Mistress put me in some fairly restrictive bondage yesterday evening and I remembered why i like being to sensory deprived and restricted. It gives me a clear head and just time to reflect and think, things that are often taken for granted. She laid me on the floor in a heated blanket armbinders and ankle cuffs and a hood. It was delightful and it has been so long since bondage has been used on me. It made me remember how much i love to just be put in bondage and ignored. You get that eager sense of wondering when She is going to let you out. You hear ear foot steps ad eagerly await Her touch but instead you feel the Her breeze right past you as if you weren't even there. Its a wonderful sensation.
There was also another fun playtime where my hands were bound to the bed frame while Mistress rubbed my chastity and squeezed my balls while she got Her self off many many time. This was amazing and so much fun and quite humbling. It made me think that this was the very first time this bed was actually used for any sort of bondage besides a chain running to my collar. I liked it. It also made me realize that while the core values of our dynamic are not sexual sexual stuff is very fun and i sometimes get caught up in how important service is in our dynamic i forget how much fun some forms of play can be.

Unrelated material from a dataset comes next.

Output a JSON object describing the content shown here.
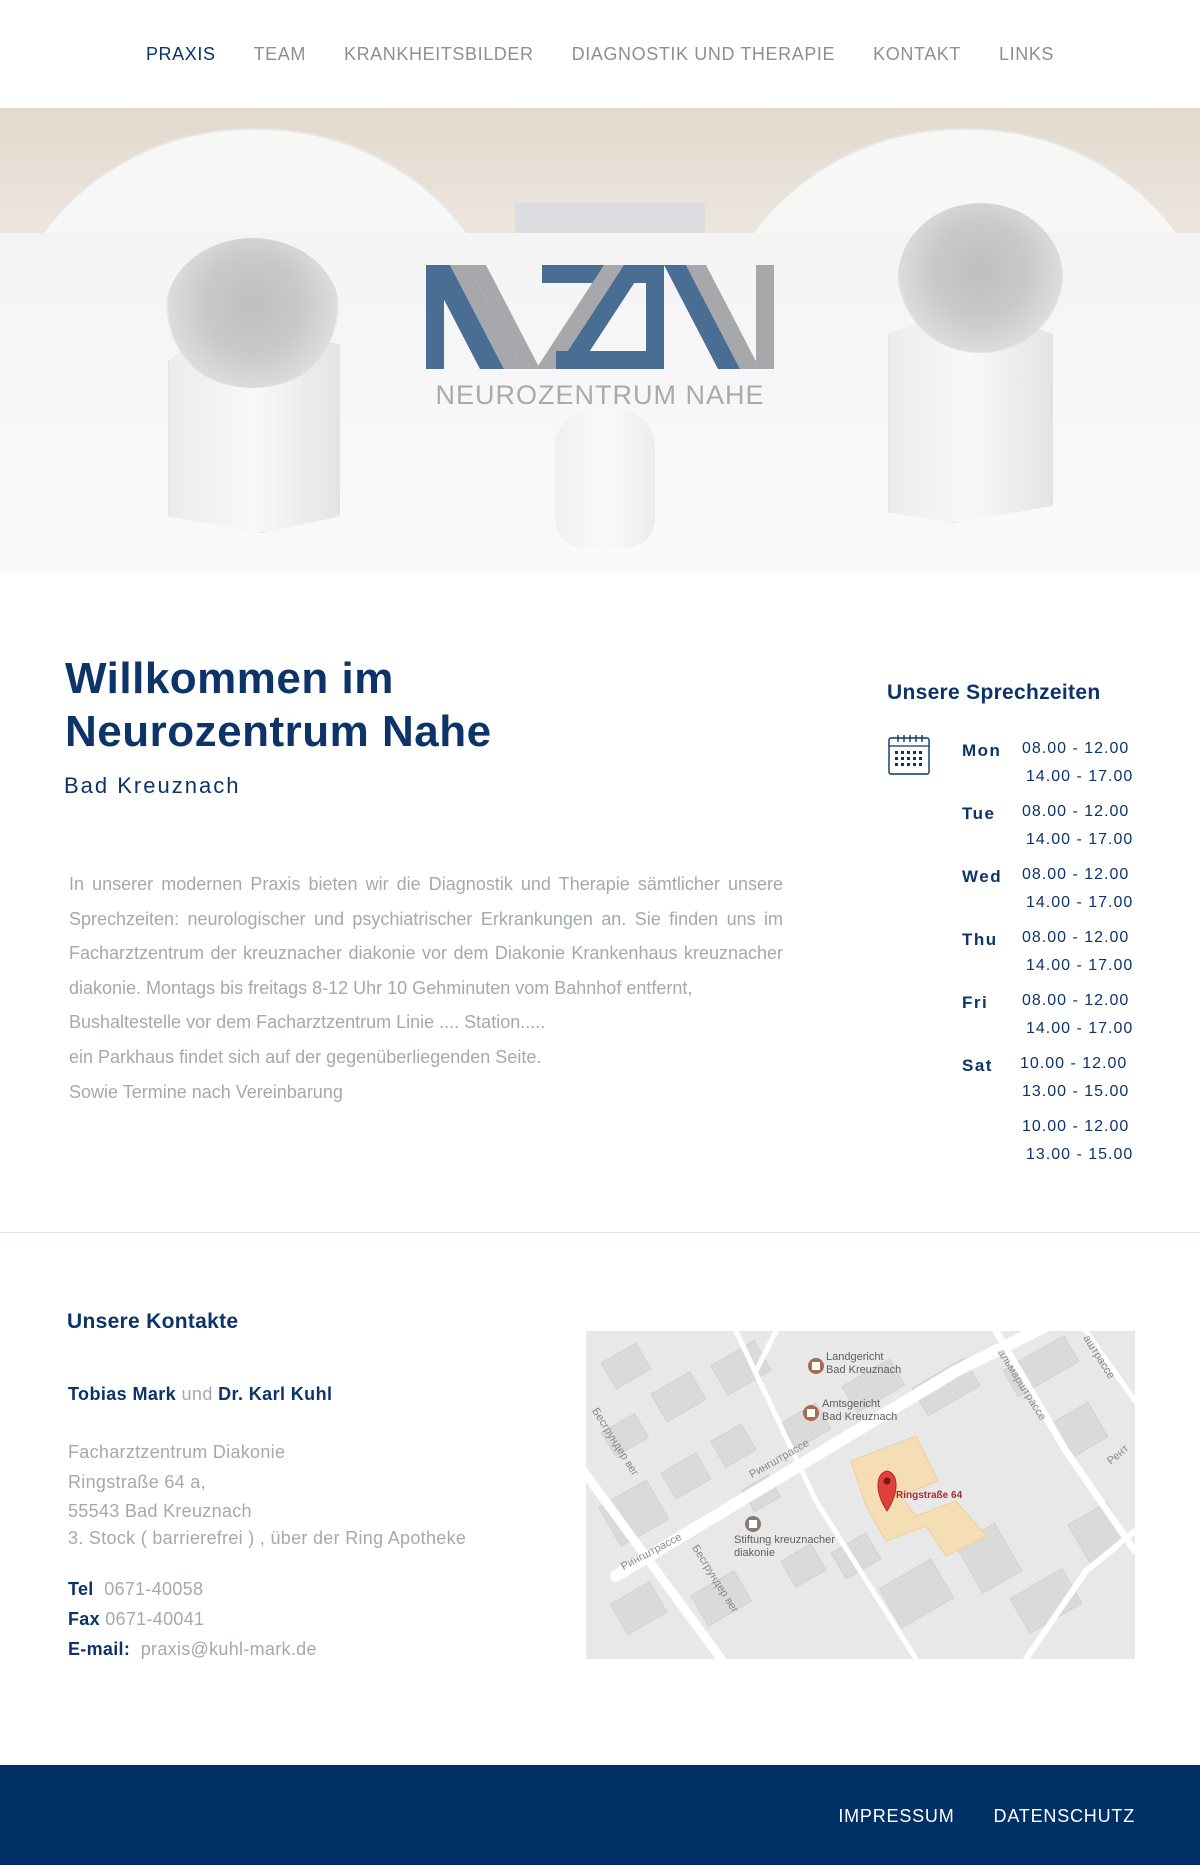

I have realized how hard it is not having a car aside from me going stir crazy in Mistress's home the fact that we are trying hard to be much more active in out community and that we are fighting a very uphill battle for a Master slave leather title. Not having reliable from of transportation is very hard to make it all work. You can only call in so many favors before that gets old and with so much going on between now and feb my hopes of coming into this thing as prepared as possible are looking grim.